Name Description Value
consumer.image.repository Repository of the image centralesupelec/aristote-dispatcher-consumer
consumer.image.pullPolicy Pull policy of the image IfNotPresent
consumer.image.tag Tag of the image latest
consumer.port Port used by the consumer 8080
consumer.resources Resources specified for the container ""
consumer.replicaCount Replica count for the consumer 1
consumer.env Environment variables to add to the container []
consumer.podAnnotations Pod annotations for the sender {}
consumer.podSecurityContext Security context for the pod {}
consumer.securityContext Security context for the container {}
consumer.tolerations Tolerations for the container []
consumer.affinty Node affinity and pod afinity for the pod: useful to separate CPU and GPU for example {}
consumer.nodeSelector Node selector for the pod {}
consumer.rpcReconnectAttempts Number of attemps to reconnect to RPC channel before setting pod to unhealthy 10
consumer.rpcQueueExpiration Number of milliseconds to wait before removing queue in RabbitMQ if consumer doesn't respond 30000
consumer.maxVLLMConnectionAttempts Number of attemps to connect to vLLM before setting pod to unhealthy 100
consumer.probe.enabled The pod uses routes to communicate its status to Kubernetes true
consumer.probe.port Port used for probes (if probes are enabled) 8081

Inference server

The inference server is using the GPU for inferring on the LLM. We are using the vLLM inference server.

Name Description Value
inferenceserver.image.repository Repository for the image vllm/vllm-openai
inferenceserver.image.pullPolicy Pull policy for the image IfNotPresent
inferenceserver.image.tag Tag for the image latest
inferenceserver.port Port used by the inference server 8000
inferenceserver.resources Resources specified for the container.
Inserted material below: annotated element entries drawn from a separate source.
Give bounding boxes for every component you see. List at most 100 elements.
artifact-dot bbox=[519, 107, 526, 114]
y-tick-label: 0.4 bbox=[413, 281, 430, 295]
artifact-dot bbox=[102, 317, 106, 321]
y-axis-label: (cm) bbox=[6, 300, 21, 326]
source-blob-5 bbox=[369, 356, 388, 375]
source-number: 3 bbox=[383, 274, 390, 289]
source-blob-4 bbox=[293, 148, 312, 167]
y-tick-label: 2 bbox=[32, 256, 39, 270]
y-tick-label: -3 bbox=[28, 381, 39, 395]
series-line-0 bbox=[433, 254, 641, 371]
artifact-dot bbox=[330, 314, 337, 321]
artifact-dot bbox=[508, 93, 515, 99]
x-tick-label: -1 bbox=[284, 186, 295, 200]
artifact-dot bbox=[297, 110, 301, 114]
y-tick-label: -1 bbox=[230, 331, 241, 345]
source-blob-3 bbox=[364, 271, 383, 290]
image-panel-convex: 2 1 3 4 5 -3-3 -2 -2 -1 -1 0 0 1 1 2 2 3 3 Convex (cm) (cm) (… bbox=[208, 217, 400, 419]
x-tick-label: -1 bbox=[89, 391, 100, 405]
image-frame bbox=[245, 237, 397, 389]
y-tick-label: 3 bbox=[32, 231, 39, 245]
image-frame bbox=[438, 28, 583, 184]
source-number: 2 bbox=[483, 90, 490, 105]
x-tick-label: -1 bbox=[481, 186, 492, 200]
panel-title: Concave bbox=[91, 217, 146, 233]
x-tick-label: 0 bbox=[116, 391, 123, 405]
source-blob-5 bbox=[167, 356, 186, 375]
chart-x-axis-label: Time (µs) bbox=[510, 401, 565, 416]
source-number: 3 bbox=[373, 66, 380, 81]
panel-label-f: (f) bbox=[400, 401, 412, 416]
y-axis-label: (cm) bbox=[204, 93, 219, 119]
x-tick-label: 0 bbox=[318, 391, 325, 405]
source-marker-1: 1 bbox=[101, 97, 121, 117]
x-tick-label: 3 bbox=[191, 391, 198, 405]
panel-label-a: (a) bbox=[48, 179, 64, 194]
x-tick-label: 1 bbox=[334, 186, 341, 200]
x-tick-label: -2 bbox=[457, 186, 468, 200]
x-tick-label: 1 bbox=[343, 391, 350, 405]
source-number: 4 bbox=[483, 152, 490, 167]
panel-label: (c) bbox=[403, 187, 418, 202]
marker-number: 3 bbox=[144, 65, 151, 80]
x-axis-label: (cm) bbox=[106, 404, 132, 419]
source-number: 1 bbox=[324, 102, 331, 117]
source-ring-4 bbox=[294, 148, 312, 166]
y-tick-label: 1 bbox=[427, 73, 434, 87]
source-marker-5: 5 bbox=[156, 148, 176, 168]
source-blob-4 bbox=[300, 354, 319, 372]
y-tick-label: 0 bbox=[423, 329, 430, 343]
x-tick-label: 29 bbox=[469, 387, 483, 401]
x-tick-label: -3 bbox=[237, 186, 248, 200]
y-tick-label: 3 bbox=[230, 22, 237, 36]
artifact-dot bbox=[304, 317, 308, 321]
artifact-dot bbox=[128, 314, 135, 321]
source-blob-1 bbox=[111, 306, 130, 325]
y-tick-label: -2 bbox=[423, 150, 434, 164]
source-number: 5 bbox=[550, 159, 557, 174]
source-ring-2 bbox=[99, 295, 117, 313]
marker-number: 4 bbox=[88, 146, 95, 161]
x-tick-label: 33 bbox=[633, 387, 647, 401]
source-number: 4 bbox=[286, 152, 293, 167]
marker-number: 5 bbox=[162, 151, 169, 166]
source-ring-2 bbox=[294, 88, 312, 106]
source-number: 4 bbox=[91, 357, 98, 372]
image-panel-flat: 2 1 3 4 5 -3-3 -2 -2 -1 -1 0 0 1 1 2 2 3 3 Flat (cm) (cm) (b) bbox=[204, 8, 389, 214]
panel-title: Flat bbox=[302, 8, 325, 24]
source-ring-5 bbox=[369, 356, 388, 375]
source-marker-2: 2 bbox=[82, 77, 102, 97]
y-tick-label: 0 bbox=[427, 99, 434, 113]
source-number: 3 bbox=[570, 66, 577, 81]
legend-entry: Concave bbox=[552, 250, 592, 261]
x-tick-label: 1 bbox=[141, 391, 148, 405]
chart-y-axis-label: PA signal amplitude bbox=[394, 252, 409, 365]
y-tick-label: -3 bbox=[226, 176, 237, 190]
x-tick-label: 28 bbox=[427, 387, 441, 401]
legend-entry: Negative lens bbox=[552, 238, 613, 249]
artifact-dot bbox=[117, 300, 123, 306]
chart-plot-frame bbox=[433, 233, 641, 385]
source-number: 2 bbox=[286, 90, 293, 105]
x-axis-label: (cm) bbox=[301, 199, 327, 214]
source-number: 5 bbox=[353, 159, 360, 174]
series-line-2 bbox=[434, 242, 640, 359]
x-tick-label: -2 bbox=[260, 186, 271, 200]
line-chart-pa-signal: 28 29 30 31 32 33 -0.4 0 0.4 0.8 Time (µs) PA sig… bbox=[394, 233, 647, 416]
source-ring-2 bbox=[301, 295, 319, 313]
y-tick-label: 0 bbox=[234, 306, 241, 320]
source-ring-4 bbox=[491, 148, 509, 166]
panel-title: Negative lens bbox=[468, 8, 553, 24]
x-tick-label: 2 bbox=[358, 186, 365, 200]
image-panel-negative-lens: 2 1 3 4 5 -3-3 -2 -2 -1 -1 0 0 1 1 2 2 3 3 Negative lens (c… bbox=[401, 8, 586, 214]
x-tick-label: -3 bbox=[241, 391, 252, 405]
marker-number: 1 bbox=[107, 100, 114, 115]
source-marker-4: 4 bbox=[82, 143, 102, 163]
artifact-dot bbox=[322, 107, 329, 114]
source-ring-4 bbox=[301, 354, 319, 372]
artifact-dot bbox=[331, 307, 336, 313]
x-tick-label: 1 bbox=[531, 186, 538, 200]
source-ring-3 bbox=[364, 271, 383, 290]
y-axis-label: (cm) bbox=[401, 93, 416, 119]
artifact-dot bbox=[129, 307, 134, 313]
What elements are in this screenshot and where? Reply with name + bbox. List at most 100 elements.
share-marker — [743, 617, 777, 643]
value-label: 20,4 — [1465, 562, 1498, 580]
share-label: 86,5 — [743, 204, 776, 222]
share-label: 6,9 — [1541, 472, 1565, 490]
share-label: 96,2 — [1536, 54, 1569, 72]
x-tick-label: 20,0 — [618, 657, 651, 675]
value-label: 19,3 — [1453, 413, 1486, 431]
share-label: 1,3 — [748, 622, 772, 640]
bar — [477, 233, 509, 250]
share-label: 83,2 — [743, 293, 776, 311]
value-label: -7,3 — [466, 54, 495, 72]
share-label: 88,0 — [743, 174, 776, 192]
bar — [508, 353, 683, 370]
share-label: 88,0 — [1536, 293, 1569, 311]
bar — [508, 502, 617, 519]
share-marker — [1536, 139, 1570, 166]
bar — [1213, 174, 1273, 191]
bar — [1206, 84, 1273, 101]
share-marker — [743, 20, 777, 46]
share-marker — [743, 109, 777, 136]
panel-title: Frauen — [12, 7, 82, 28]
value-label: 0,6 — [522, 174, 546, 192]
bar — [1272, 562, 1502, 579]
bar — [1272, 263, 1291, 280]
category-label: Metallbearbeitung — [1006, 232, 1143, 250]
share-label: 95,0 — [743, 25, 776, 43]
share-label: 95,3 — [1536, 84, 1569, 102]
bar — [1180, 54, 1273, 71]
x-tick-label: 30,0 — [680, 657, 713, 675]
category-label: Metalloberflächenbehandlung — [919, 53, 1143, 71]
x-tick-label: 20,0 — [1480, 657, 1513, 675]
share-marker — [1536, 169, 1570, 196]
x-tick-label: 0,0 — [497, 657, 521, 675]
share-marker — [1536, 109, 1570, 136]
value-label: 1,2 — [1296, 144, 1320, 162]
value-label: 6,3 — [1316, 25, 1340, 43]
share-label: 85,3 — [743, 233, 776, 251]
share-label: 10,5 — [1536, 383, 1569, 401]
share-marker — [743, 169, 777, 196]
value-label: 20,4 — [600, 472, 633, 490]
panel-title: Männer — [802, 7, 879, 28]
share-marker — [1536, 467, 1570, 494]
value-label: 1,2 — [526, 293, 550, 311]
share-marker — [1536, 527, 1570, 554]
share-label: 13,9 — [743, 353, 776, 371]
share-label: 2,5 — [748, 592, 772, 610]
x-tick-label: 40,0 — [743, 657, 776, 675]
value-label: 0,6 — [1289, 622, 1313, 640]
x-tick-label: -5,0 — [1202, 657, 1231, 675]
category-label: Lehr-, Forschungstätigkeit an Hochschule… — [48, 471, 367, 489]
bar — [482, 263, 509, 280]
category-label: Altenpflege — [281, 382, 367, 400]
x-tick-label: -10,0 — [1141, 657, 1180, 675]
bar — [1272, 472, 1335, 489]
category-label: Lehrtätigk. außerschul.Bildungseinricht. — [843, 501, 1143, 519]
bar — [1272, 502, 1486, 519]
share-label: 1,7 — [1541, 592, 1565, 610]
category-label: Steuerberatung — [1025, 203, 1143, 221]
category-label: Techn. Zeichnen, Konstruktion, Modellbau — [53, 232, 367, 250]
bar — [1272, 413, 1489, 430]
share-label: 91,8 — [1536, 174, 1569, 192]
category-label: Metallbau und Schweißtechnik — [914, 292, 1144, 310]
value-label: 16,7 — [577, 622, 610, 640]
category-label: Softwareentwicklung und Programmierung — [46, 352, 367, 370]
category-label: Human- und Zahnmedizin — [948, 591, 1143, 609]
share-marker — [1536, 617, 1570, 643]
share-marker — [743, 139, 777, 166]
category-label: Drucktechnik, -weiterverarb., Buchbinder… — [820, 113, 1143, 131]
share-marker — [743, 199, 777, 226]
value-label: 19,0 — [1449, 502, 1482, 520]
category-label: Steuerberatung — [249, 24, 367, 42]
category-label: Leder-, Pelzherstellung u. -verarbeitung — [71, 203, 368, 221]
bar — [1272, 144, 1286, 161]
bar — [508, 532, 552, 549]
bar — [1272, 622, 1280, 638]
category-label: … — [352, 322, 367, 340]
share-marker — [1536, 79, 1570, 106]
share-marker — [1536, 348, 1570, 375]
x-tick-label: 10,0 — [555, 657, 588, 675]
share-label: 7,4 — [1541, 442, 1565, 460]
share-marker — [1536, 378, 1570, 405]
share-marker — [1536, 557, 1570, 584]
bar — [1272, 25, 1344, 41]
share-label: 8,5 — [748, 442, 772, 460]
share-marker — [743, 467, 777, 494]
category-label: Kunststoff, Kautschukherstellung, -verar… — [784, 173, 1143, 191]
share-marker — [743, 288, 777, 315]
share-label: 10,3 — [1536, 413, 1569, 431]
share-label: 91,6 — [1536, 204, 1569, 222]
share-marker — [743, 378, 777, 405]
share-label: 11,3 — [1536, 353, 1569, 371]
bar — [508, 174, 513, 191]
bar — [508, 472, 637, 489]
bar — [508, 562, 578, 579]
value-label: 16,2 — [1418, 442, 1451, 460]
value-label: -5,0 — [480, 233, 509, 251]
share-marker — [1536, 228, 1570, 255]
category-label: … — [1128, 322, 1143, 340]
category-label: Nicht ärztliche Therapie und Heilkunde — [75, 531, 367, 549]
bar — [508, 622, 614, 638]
Specifiy the GPU count ""
inferenceserver.replicaCount Replica count for the inference server 1
inferenceserver.env Environment variables to add to the container []
inferenceserver.monitoring Monitor vLLM using Prometheus False

Useful Grafana Dashboard to use if monitoring is enabled.

RabbitMQ

RabbitMQ is used as a priority in the queue system as well as an intermediary between sender and consumer. We are using the RabbitMQ cluster operator to create the cluster. The file is rabbitmq.yaml. It is also compatible with an external RabbitMQ cluster.

Name Description Value
rabbitmq.internal Use an internal RabbitMQ cluster True
rabbitmq.auth.user Username for RabbitMQ (if external) ""
rabbitmq.auth.password Password for RabbitMQ (if external) ""
rabbitmq.host Host for external RabbitMQ cluster ""
rabbitmq.monitoring Monitor RabbitMQ using Prometheus (if internal) False

Useful Grafana dashboard to use if monitoring is enabled.

Database

Database used by the sender to store authentication tokens.

Name Description Value
database.internal Use an internal database True
database.type Type of database: mysql or postgresql mysql
database.auth.rootPassword Root password for the database root
database.auth.username Username for the database user
database.auth.password Password for the database password
database.auth.database Database name test
database.host Host for the database (if external) ""
database.initdbScriptsConfigMap init script for database (if internal) database-config-map

Note that, if the database is external, you will have to initialize it and populate it with your tokens by hand.

Initialization

mysql:

CREATE TABLE users (id INT NOT NULL AUTO_INCREMENT PRIMARY KEY, token VARCHAR(255), priority INT NOT NULL, threshold INT NOT NULL, client_type ENUM('chat'));

postgresql:

CREATE TYPE client_type as ENUM ('chat');
CREATE TABLE users (id SERIAL PRIMARY KEY, token VARCHAR(255), priority INT NOT NULL, threshold INT NOT NULL, client_type client_type);

Insertion

INSERT INTO users (token, priority, threshold, client_type) VALUES ('token', priority, threshold, 'client-type');

Ingress

Nginx ingress template.

Monitoring

Aristote Dispatcher is designed to be monitored using Prometheus. Provided that monitoring is enabled (see section above), you can use Grafana to track cluster metrics and configure alerts.

Everything related to Grafana is stored inside grafana. You will find various dashboards and alerts as JSON.

License

This project is licensed under the MIT License - see the LICENSE file for details.